Periods after abbreviations
Arnold M. Zwicky
zwicky at CSLI.STANFORD.EDU
Tue Jun 29 16:53:06 UTC 2004
On Jun 29, 2004, at 5:57 AM, Jesse Sheidlower wrote:
> On Mon, Jun 28, 2004 at 11:18:17PM -0400, Baker, John wrote:
>> Jesse did not clarify why he thinks that "Ms" should
>> not have a period. My initial thought was that he meant
>> that actual words, such as Ms and Mrs (neither of which is
>> an abbreviation for anything), should not have periods.
> "Mrs" isn't an abbreviation? Could have fooled me. I trusted
> my trusty OED when it told me that it's shortened from
historically, yes. but now it's a short spelling that is
conventionally (and, to some degree, arbitrarily) associated with the
pronunciation /mIsIz/, which is sometimes spelled out as <missus>.

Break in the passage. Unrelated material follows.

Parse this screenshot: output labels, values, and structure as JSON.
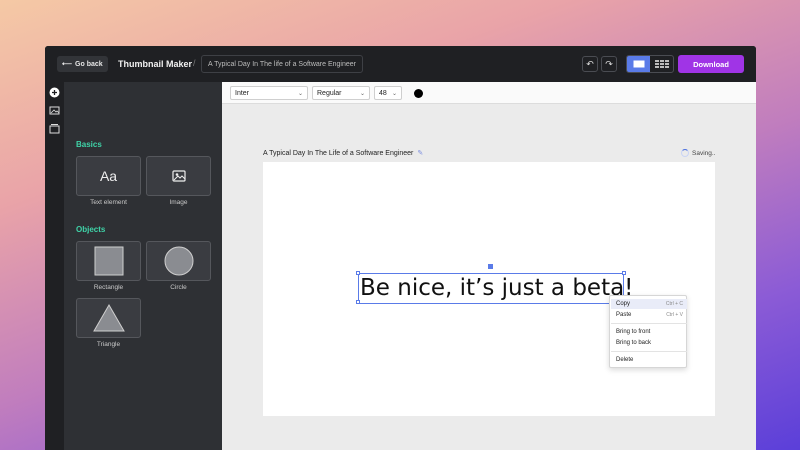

a core, straightforward instance of an abbreviation is a short spelling
which can be converted to a fully spelled word by the addition of
letters and which gets its pronunciation from the pronunciation of the
longer spelling and its meaning from the meaning of the word with the
longer spelling. <Prof.>, <Rte.>, and <fn.> are instances.
but the world of spelling is full of all sorts of other phenomena which
deviate in various degrees from the core instances. <Mrs.>, pronounced
/mIsIz/, is one of them. <fnn.>, pronounced /fUtnots/, is another.
<lb.>, pronounced /pawnd/, is still another. <MemChu>, pronounced
/mEm cu/, is yet another. <IBM>, pronounced /ay bi Em/, is yet
another. all the way up to <&>, pronounced /aend/. there are many
different types of short spellings, and there is no natural way to
carve out categories other than the individual types (among them the
core type) or the whole set of short spellings. you can, if you want,
reserve "abbreviation" as a technical term for the core type (in which
case, neither <Mrs.> nor <Ms.> is an abbreviation), or you can reserve
it as a technical term for short spellings as a whole (in which case,
both are abbreviations). or you can give a disjunctive list of types
for which you will reserve it as a technical term (perhaps on the
grounds of historical derivation, though that would pick up <Miss> as
well as <Mrs.>, or on the grounds of usage in everyday language),
though then your list, as a definition of a *technical term*, is no
more defensible than any random list someone else might draw up.
the problem is that the question "is X an abbreviation?" doesn't make
sense unless you're clear about what counts as an abbreviation. and
*that* question has two clear and defensible answers, a very narrow one
and a very broad one, plus any number of ad hoc answers; the answer you
give to the second question determines the answer to the first.